Even if it’s the former Circuit City store at the Dartmouth strip mall.
Halfway through the day, the state’s website said that Circuit City was the only local center taking reservations but if you followed through the online prompts, it wasn’t. There were two lonely cars in front of the building around 2 p.m.
The scene at the former Circuit City in Dartmouth Thursday afternoon, Feb. 18, 2021. [ Jack Spillane ]
Meanwhile, GNBCHC learned Wednesday that they will be one of only 250 sites around the country that will receive vaccines directly from the federal government.
They’ve done a good job using up all the vaccines they’ve received so far and have been recognized, Bartlett said.
Anything that would allow you to avoid Baker’s rigid bureaucracy seems a blessing.
Bartlett said they didn’t adhere strictly to the state’s phases for distribution.
When they first got the vaccines, and they had gone through everyone on their priority list of health-care providers, they went on to who was next on the list, which they had prepared ahead of time. In that case in Phase 1 it was first responders and then people living in congregate settings, including homeless shelters.
“I didn’t get hung up on the rigid boxes, this person is not in this group. This week it’s not this people. I decided not to get boxed in,” she said.

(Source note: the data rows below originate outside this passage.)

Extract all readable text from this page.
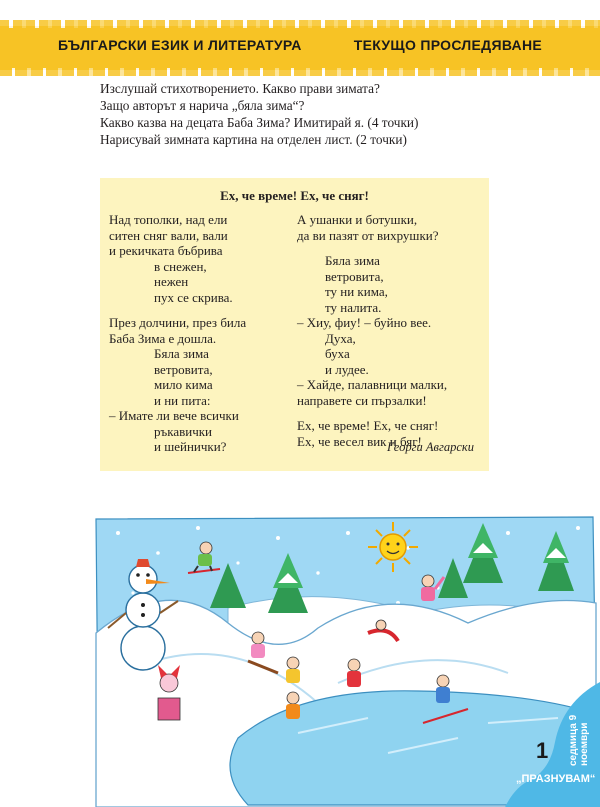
БЪЛГАРСКИ ЕЗИК И ЛИТЕРАТУРА	ТЕКУЩО ПРОСЛЕДЯВАНЕ
Изслушай стихотворението. Какво прави зимата?
Защо авторът я нарича „бяла зима“?
Какво казва на децата Баба Зима? Имитирай я. (4 точки)
Нарисувай зимната картина на отделен лист. (2 точки)
Ех, че време! Ех, че сняг!
Над тополки, над ели
ситен сняг вали, вали
и рекичката бъбрива
в снежен,
нежен
пух се скрива.
През долчини, през била
Баба Зима е дошла.
Бяла зима
ветровита,
мило кима
и ни пита:
– Имате ли вече всички
ръкавички
и шейнички?
А ушанки и ботушки,
да ви пазят от вихрушки?
Бяла зима
ветровита,
ту ни кима,
ту налита.
– Хиу, фиу! – буйно вее.
Духа,
буха
и лудее.
– Хайде, палавници малки,
направете си пързалки!
Ех, че време! Ех, че сняг!
Ех, че весел вик и бяг!
Георги Авгарски
седмица 9 ноември
1
„ПРАЗНУВАМ“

She said she simply was not going to leave 150 doses of vaccine sitting in refrigerators while people were going out on ambulance runs to people who may have had COVID.
“It worked really well,” she said. GNBCHC has distributed every bit of vaccine they had been given.
Bartlett, who used to head up DPH, said she understands the state’s challenge and that the biggest problem has not been their fault, it’s been the lack of vaccines from the federal government.
That’s definitely a problem. But it’s not the whole problem in Massachusetts.
The state has blown it.
Its overly-centralized system is clamping down on local healthcare providers that had at least developed a distribution system that people could understand. And they did it in favor of a website that predictably would not work and mega-vaccine centers that are off-putting to folks wondering who to trust.
Baker said yesterday that his hair was on fire with frustration and Cabral said the Legislature will hold hearings on the state’s roll-out next week.
But the governor was just doing political theater, playing to the cheap seats saying he’s going to have the National Guard go to D.C and get the vaccine. And the public is not in the mood for legislative hearings.
They want the state’s system fixed yesterday.